Behauptung, Vorurteil:

"Deutschland ist das Land der Rassisten!"

 

Gegendarstellung:

Zwar wird dieser Satz so deutlich nicht immer ausgesprochen, aber in seinem Kern ist er ständig präsent (sogar in den staatlichen, gebührenpflichtigen Fernsehnachrichten). Warum nur? Die tägliche Vergiftung des allgemeinen Mainstreams (die Warnung vor Rassismus, rechter Gewalt, Faschismus usw.) zielt eindeutig darauf, die verhasste AfD zu stigmatisieren und als unwählbar darzustellen. Denn pfiffige Demagogen (Menschenverführer) haben es verstanden, der einzigen echten Opposition im Bundestag den Nimbus der Neonazis anzuhängen. Parteipolitisch ist das gleichbedeutend mit einem Todesurteil. Nur so konnte der rasante Anstieg der Alternativen gebremst werden, denn international werden die Ziele der AfD als Politik der Mitte verstanden (nur in Deutschland ticken die Uhren halt anders).

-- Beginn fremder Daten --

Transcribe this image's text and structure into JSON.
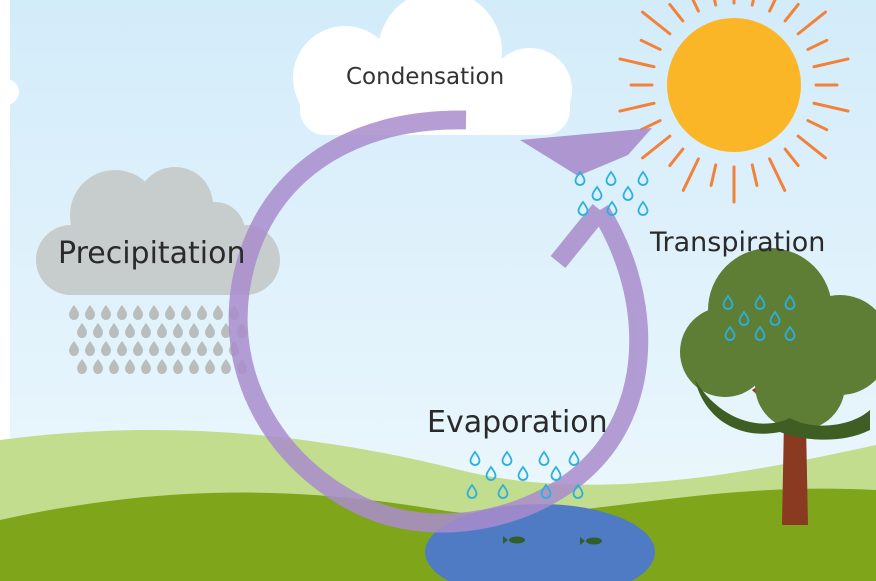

Sogar weit zurückliegende Terroranschläge geistig Verwirrter werden heute instrumentalisiert und nach 39 Jahren als politisch motiviert eingestuft (der Anschlag auf das Münchener Oktoberfest). In der Tagesschau wurde gestern an vorderster Stelle drei Minuten lang darüber berichtet.
Auch wenn es bei der Polizei vereinzelt "Halbstarke" gibt die meinen, ihren jugendlichen Übermut durch dumme Nazibilder oder makabre Machosprüche belegen zu müssen, werden diese extremen Ausnahmen verallgemeinert und beherrschen monatelang die staatliche Fernsehkultur.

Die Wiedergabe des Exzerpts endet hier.